The Sustainable Product Engineering Centre for Innovative Functional Industrial Coatings (SPECIFIC) has a total of £20 million pounds in funding, to create so-called ‘functional generating coatings' for both steel and glass, integrating them into the very fabrics of those materials. "The vision is to transform buildings into power stations," says Mr Kevin Bygate, Director of the SPECIFIC project. "It's a paradigm shift. Energy can be generated and used at the point of use."

Last October, the project received a £9.5 million grant from EPSRC, the UK agency responsible for dispensing funding research in engineering and the physical sciences and the Technology Strategy Board. Other commercial partners include BASF, Beckers, Akzo Nobel, glass maker Pilkington, Johnson Mathey and solar cell firm Dyesol. Other academic partners include Imperial College London, Bath and Strathclyde Universities.

Affordability

While existing technology for capturing solar energy has focused on efficiency, the SPECIFIC project is targeting affordability. "The aim is to produce this on a very large-scale and very low cost," says Mr Bygate.
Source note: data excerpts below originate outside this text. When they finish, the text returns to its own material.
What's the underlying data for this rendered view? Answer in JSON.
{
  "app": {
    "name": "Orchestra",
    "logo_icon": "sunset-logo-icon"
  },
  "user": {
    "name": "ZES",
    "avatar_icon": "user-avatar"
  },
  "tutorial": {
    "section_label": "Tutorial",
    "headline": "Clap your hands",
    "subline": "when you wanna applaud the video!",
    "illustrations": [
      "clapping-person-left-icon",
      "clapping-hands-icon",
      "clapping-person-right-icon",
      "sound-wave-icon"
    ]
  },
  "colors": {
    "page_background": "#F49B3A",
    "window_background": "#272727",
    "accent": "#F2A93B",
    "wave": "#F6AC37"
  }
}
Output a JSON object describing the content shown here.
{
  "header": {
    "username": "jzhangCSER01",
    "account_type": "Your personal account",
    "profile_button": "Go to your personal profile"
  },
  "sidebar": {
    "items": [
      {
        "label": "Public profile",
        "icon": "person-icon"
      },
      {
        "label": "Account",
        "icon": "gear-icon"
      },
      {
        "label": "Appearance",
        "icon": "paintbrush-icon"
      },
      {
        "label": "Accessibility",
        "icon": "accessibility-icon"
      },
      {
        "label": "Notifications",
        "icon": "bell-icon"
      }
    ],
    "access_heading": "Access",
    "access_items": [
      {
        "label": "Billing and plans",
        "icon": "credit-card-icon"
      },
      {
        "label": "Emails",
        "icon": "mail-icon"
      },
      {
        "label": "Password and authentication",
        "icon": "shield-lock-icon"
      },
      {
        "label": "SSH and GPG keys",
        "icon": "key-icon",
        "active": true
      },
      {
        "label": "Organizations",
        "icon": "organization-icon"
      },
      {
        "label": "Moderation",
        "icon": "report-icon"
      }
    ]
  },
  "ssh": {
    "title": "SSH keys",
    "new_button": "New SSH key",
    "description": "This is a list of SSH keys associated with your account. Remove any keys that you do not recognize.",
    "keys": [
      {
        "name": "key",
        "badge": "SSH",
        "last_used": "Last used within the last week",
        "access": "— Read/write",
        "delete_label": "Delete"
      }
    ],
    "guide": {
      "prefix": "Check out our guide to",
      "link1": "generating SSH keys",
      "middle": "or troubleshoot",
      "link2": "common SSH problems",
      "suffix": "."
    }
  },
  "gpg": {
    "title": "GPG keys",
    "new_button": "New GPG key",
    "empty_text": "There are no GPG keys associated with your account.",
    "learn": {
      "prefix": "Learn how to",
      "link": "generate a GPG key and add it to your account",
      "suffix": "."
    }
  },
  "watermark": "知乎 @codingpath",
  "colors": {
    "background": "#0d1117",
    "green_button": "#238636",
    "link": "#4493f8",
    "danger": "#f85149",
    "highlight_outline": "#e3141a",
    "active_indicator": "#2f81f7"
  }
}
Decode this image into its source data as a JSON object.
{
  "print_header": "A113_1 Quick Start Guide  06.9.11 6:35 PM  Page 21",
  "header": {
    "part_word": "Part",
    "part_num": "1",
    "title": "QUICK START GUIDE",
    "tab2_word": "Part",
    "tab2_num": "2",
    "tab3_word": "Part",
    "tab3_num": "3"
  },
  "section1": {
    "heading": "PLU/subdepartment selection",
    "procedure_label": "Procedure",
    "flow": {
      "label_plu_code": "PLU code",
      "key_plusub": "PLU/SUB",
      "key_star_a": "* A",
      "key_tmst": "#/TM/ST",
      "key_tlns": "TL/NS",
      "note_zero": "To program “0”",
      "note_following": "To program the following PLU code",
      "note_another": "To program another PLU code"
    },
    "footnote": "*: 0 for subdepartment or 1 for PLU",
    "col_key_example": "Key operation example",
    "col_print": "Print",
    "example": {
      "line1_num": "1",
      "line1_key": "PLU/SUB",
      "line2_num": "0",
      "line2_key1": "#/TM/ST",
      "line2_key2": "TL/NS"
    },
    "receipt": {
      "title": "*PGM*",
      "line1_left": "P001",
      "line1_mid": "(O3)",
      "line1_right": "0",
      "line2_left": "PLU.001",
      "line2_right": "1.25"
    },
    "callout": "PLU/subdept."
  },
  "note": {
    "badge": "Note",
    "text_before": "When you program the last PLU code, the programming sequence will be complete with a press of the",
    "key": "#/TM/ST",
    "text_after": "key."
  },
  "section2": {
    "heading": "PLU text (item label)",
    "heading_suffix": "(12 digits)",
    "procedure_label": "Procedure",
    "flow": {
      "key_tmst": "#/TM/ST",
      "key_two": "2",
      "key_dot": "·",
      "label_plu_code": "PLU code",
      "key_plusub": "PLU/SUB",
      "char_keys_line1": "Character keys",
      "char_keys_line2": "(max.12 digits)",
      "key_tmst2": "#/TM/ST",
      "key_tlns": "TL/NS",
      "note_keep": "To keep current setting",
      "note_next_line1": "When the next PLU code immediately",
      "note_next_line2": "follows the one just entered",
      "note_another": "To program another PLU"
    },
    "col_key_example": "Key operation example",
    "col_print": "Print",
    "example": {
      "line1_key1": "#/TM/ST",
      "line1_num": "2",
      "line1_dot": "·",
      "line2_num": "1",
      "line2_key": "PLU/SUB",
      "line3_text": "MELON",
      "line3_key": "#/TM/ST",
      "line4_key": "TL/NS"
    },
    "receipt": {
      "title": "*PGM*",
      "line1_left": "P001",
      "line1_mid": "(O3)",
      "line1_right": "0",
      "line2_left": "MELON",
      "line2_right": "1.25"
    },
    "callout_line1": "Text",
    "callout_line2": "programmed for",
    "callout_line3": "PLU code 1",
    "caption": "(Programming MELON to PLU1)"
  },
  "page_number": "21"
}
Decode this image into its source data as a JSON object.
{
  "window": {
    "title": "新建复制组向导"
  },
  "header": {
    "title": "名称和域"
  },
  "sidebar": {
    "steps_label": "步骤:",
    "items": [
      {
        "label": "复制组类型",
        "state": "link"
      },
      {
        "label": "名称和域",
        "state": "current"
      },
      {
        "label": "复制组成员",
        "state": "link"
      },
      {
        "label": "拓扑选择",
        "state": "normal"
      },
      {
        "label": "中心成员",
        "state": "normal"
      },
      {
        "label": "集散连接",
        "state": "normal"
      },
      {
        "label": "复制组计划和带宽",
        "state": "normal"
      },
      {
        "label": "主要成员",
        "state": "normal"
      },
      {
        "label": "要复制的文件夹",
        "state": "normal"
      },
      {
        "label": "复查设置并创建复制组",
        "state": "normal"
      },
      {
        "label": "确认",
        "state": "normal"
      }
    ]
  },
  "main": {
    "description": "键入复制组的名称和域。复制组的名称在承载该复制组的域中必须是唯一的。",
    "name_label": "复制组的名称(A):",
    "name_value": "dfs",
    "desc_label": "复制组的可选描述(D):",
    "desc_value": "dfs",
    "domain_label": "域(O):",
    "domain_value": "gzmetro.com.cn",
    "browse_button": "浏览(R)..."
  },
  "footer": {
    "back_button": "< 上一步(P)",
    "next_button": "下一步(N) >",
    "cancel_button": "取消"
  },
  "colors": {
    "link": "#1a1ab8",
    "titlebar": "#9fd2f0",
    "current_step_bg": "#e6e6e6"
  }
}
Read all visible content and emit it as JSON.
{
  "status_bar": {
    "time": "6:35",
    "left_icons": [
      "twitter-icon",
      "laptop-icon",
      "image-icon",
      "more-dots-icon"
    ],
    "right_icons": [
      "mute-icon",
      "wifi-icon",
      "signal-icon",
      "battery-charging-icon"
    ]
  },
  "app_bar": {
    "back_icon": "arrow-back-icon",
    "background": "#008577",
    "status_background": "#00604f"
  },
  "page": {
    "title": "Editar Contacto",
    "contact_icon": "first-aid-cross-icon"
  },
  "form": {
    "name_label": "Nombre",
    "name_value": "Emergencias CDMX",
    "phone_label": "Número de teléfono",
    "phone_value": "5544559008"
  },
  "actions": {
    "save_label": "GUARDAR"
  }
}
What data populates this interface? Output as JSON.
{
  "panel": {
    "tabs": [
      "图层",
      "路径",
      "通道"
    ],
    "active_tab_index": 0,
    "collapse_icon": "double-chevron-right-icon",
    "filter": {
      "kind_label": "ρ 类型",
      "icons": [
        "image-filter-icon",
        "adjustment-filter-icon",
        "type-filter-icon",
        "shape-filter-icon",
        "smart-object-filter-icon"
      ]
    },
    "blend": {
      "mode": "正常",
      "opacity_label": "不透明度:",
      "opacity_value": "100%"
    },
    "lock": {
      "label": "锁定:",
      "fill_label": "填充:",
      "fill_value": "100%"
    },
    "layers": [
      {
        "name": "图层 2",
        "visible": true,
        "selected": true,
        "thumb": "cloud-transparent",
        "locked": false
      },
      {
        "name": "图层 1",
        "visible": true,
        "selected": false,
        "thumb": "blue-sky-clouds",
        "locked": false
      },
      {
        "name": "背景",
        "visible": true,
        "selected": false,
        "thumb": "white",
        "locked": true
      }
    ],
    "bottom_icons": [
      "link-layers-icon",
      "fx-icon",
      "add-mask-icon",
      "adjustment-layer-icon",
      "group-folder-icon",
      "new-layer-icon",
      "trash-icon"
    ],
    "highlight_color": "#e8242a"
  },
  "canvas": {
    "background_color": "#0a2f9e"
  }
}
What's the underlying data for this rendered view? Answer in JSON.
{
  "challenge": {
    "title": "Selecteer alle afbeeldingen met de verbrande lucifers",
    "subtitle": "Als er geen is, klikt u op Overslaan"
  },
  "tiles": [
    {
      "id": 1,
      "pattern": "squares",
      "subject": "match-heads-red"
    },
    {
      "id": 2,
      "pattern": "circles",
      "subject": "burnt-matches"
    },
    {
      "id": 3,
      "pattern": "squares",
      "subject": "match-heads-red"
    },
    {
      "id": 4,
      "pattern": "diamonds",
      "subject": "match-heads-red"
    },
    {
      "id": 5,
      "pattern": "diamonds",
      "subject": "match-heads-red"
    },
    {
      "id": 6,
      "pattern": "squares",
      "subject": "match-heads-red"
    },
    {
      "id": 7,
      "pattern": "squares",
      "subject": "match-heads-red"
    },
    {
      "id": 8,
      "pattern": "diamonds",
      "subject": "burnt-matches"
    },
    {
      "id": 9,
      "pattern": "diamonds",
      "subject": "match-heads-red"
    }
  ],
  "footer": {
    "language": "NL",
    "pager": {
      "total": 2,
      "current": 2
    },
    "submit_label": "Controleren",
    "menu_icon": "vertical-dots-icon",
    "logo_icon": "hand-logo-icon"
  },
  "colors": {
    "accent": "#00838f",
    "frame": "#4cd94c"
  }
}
The project, which will be based at a dedicated innovation centre in Baglan, near Tata Steel's Port Talbot works in South Wales, and will have a total of 50 researchers, is already up and running and in its early research phase. The team hopes to move to the laboratory stage, where "proof of concept" – pieces of material, roughly the size of an A4 sheet of paper, will be produced within the next six months. Then on to the first stage of upscaling — a pilot line roughly 50 metres in length and 300 millimetres thick within the next 18 months, and a full-scale building demonstrator within the next three years. The project will run for a total of five years.

With some 4 billion square meters of roofing and facades in the UK, the research team believes the technology's capability is tremendous. The target is to supply 1/3 of the UK's renewable needs by 2020, at Western per capita energy rates. Longer-term, the technology will have application across the world, including in off-grid remote regions. "No matter where you are or what the climate is, this technology has potential," says Mr Bygate.

High-tech coatings are, of course, a part of every-day life, whether it's on the cars we drive or even in foods. "What we are examining are coatings which have a different sort of chemistry – capable of transforming photons into electricity or trapping heat," says Mr David Worsley, Director of research at SPECIFIC. "It's a fairly straight forward process but what we are looking to provide is the best combination of technology, which is not just about capturing energy but also releasing it in a controlled way."

A key factor in choosing the materials will be their sustainability and ubiquity. "Even in the research phase, we are only looking at materials which are relatively easily available," says Mr Worsley. "There is no point examining materials whose rarity would limit their production potential." At the same time, the team will develop a manufacturing process capable of commercialisation – high speed and low cost. "What we have is academia, government and industry working together," said Mr Bygate. "What Tata Steel is providing is the industrial skills of commercialisation and upscaling."

The project is one of a number that Tata Steel is involved in here in the UK – including a £10 million Photovolatic Accelerator Facility, and a Sustainable Building Envelope Centre, both also located in Wales.

Mr Bygate, who also heads business development at Tata Steel's Colors business here in the UK said the firm fit with Tata Steel's ambition of becoming one of the market leaders in environmental innovation. "The project stresses that steel is part of the sustainability story. There is no low carbon future without steel."